I find it useful to use a 1-10 scale for the puller and the wedge pounder.

PULLER: I'm giving it a 5 out of 10 on the puller. (measuring how hard the pulling person can pull)

Sawyer/ wedger: Pull more

P: I'm giving it a 7-8.
S/W:let me beat the wedges a bit more, cut it up thinner a bit.

S/W: pull more

P: more like a 6-7 now.


and on...





Personally, I've considered redirecting the puller back to the stump so I can cut/ wedge/ pull things myself. Who's better at it all, me or the groundman?



You can't tension while you cut, but you can hang a log on the sloping part of the line to keep tension up while the tree moves.
 

RBJtree

Well-Known Member
P.S.


I find it useful to use a 1-10 scale for the puller and the wedge pounder.
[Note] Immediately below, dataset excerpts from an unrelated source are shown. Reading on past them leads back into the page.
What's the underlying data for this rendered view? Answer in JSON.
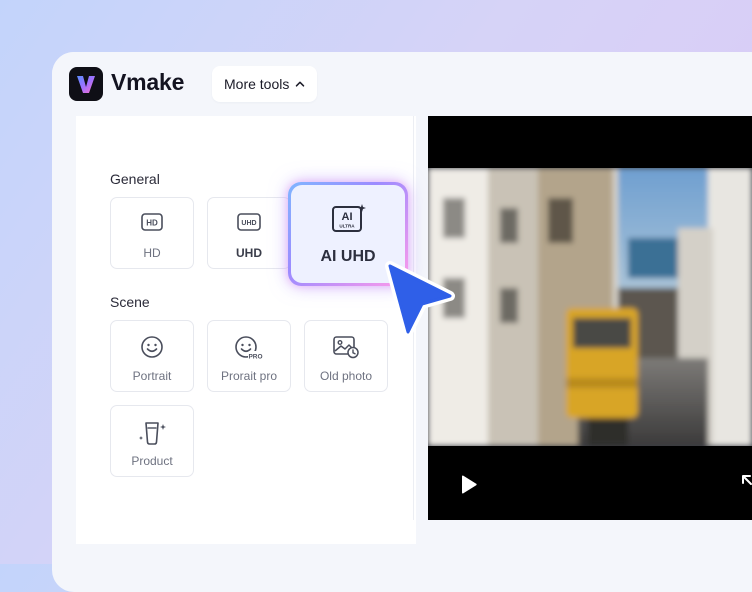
{
  "brand": {
    "name": "Vmake"
  },
  "header": {
    "more_tools_label": "More tools"
  },
  "sections": {
    "general": {
      "title": "General",
      "items": [
        {
          "label": "HD",
          "icon": "hd-icon"
        },
        {
          "label": "UHD",
          "icon": "uhd-icon"
        },
        {
          "label": "AI UHD",
          "icon": "ai-ultra-icon",
          "badge": "ULTRA",
          "badge_text": "AI",
          "selected": true
        }
      ]
    },
    "scene": {
      "title": "Scene",
      "items": [
        {
          "label": "Portrait",
          "icon": "smile-face-icon"
        },
        {
          "label": "Prorait pro",
          "icon": "smile-face-pro-icon",
          "badge": "PRO"
        },
        {
          "label": "Old photo",
          "icon": "old-photo-icon"
        },
        {
          "label": "Product",
          "icon": "product-icon"
        }
      ]
    }
  },
  "colors": {
    "accent": "#2f5fe8",
    "cursor": "#2f5fe8",
    "selected_glow_start": "#7fb6ff",
    "selected_glow_end": "#ff9bea"
  }
}
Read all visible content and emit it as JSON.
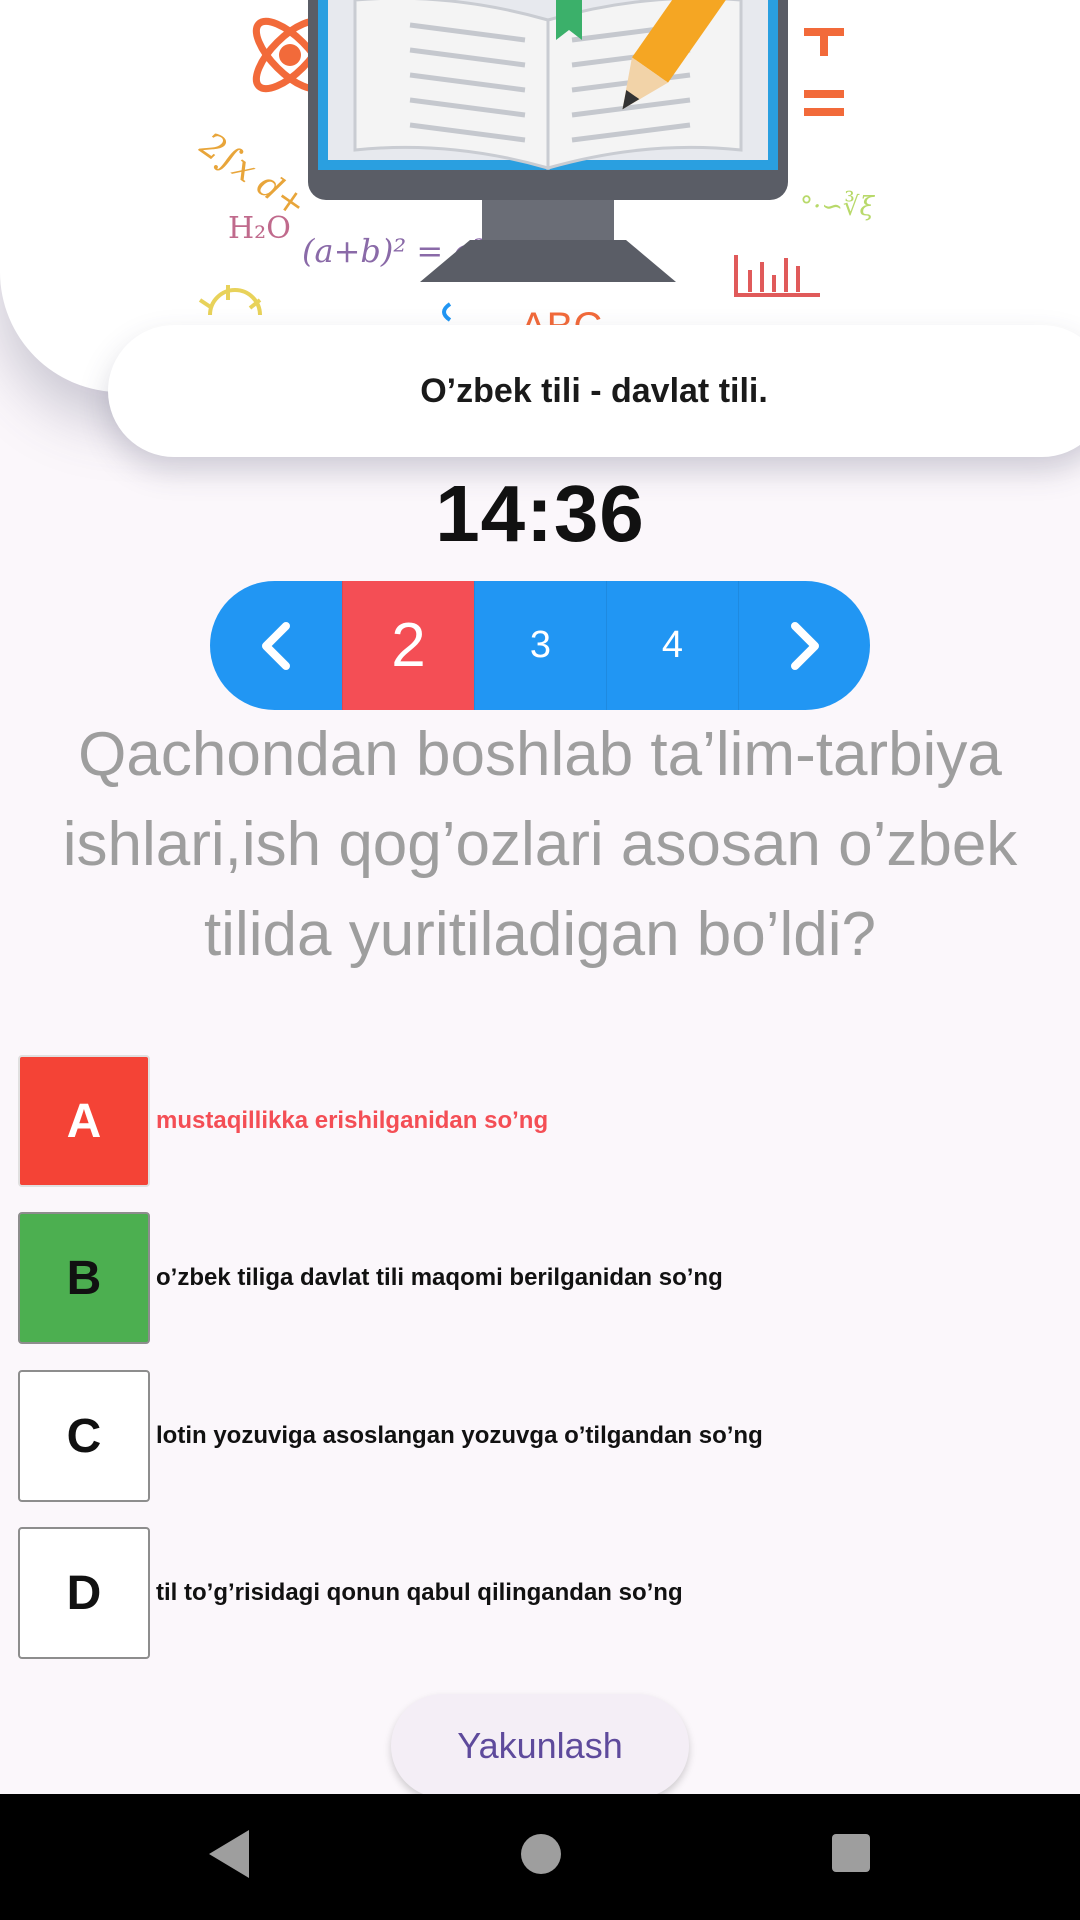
{
  "header": {
    "topic": "O’zbek tili - davlat tili.",
    "illustration": {
      "formulas": [
        "ƒx d+",
        "H₂O",
        "(a+b)² = a²",
        "+",
        "="
      ]
    }
  },
  "timer": "14:36",
  "pager": {
    "prev_icon": "chevron-left-icon",
    "next_icon": "chevron-right-icon",
    "pages": [
      "2",
      "3",
      "4"
    ],
    "active_page": "2"
  },
  "question": "Qachondan boshlab ta’lim-tarbiya ishlari,ish qog’ozlari asosan o’zbek tilida yuritiladigan bo’ldi?",
  "options": [
    {
      "letter": "A",
      "text": "mustaqillikka erishilganidan so’ng",
      "state": "wrong",
      "color": "#f44336"
    },
    {
      "letter": "B",
      "text": "o’zbek tiliga davlat tili maqomi berilganidan so’ng",
      "state": "correct",
      "color": "#4caf50"
    },
    {
      "letter": "C",
      "text": "lotin yozuviga asoslangan yozuvga o’tilgandan so’ng",
      "state": "neutral"
    },
    {
      "letter": "D",
      "text": "til to’g’risidagi qonun qabul qilingandan so’ng",
      "state": "neutral"
    }
  ],
  "finish_button": "Yakunlash",
  "system_nav": {
    "back_icon": "back-triangle-icon",
    "home_icon": "home-circle-icon",
    "recents_icon": "recents-square-icon"
  },
  "colors": {
    "accent_blue": "#2196f3",
    "active_red": "#f44e55",
    "wrong_red": "#f44336",
    "correct_green": "#4caf50",
    "button_text": "#5e4a9c"
  }
}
PULLER: I'm giving it a 5 out of 10 on the puller. (measuring how hard the pulling person can pull)

Sawyer/ wedger: Pull more

P: I'm giving it a 7-8.
S/W:let me beat the wedges a bit more, cut it up thinner a bit.

S/W: pull more

P: more like a 6-7 now.


and on...





Personally, I've considered redirecting the puller back to the stump so I can cut/ wedge/ pull things myself. Who's better at it all, me or the groundman?



You can't tension while you cut, but you can hang a log on the sloping part of the line to keep tension up while the tree moves.
More than once I have used a pulley to redirect and parked my truck right next to the tree I was dropping so I could jump back and forth between cutting and pulling with the truck.
 

New2trees

Active Member
I have seen all kinds of tooth/dawg based pullers fail, as a kid and young man lots of people used them to pull motors above ones head (yikes) as said always back the mechanical with a second system of some sort.

Also agree in this case it looks like a partial engagement was the culprit....but I am no Injunear.

Also keep in mind with the long handle its real easy to exceed the load rating of the unit....I think the long handle gives many a false sense of safety.
 
The massdam that i acquired at work for jacking small wire is for light duty jobs only. Their WLL isnt meant for heavy loading.we use chain hoists ,trucks and winchs for real loads
 

dmonn

Member
I love my Maasdam for what Stihl4life said. Light duty only. I use the recommended rope to run through the Maasdam, but often attach it to a 1/4" double braid polyester cord. I run the cord well above the cut when I'm topping a tree or pulling a 20 ft tall stem back away from a slight lean. The cord should break before anything else. When the attachment point is well above the cut, the mechanical advantage is huge. 500 pounds of pull on a 20 ft lever is massive torque on the hinge. But then I'm only using it on trees that are smaller than 18".

For me the big advantage to the Maasdam is that the pull distance is equal to the length of the rope. If you're using a 5:1 MA system to pull 20 feet, you're using 100 feet of rope to make that happen. With the Maasdam, to pull 20 feet you only need 20 feet of rope.
 

pajeepman

Member
We had 1 break on the job. Tooth broke and it slipped back to the next tooth. We had 2 of them hooked up because of the size of the tree and amount of pull we needed. It all worked out in the end.
Off topic, I found them very useful for getting non running car/trucks/Jeeps onto trailers.